Learning Through Joy

by Steven Kessler

As I've gotten older, I've decided to focus more on Learning through Joy, rather than the usual method, Learning through Suffering.

What is that? Well, one answer to the question, “Why is there so much suffering in the world?” is that we need suffering to make us pay attention and learn whatever lessons we came here to learn. The idea behind this is that we choose to be born into the jungles of time and space in order to learn. And the way we learn is through experience – typically through the experience of solving a problem or healing a wound. Some problem arises, and in order to solve it, we have to learn something important.

So pain and suffering both start the learning process and what keep us at it until we solve the problem and end the pain. As the Chinese proverb says, “A problem you cannot get away from is a teacher.” And the phrase “cannot get away from” is important here because, if we can avoid the problem, we usually do. Then we have to create another problem to help us have that same experience and learn that same lesson. Life is very generous with us – it will present us with the same problem over and over again – in slightly different disguises – until we finally decide to face it and solve it. Once we have learned whatever we need to learn from that situation, it stops being a problem. That same situation may arise again, but now we're able to handle it without much suffering.

So the basic process goes like this:

  1. we have an experience of pain/suffering (the problem)

  2. we attempt to solve it, heal it, learn whatever we need to learn

  3. we finally succeed and the suffering dissolves

While Learning through Suffering is the most common way to learn, it is not the only way. There's another method, called Learning through Joy, or Learning through Love. What makes Learning through Joy & Love different is that it is not prompted by suffering, and it is not an attempt to stop that suffering. It is prompted by love for whatever is being learned and the feeling of joy in the learning of it. Many people learn this way about the things they love, like music, or dance, or art – or even mathematics, or mythology, or farming. Anything can be learned this way if the impulse to learn it is coming from love rather than an attempt to end personal suffering. One way to understand the difference is to ask yourself, Are you moving toward something or away from something? Are you trying to get closer to something you love or get away from something you dislike?

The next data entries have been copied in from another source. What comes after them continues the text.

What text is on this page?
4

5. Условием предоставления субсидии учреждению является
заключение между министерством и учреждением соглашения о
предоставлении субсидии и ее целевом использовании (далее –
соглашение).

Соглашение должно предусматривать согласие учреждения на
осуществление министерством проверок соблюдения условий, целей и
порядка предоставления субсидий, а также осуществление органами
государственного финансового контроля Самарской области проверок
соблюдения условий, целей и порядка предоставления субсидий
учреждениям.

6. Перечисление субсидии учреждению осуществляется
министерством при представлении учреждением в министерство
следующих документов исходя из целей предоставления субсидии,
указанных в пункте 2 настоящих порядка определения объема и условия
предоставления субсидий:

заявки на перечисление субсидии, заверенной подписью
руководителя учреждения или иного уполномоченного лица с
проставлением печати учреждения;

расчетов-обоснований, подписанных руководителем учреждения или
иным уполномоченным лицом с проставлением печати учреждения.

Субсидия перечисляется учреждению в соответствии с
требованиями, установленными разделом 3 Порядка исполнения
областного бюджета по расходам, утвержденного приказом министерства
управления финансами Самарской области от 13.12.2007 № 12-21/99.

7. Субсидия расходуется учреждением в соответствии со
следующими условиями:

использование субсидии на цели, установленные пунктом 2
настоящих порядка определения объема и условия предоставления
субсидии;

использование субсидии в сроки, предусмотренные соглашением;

And of course, both these mechanisms can be active at the same time. Many times a person is both moving toward something they love and also trying to get away from some personal suffering. One example might be a teenager diving into music alone in her room, both out of love for the feelings it evokes and to get away from her crazy family and the feelings they evoke.

So ask yourself: what is motivating you in each of the learning situations in your life? Are you moving toward something or away from something? Both are okay, but you can often decrease your suffering by deciding to embrace the process and the learning, instead of resisting it.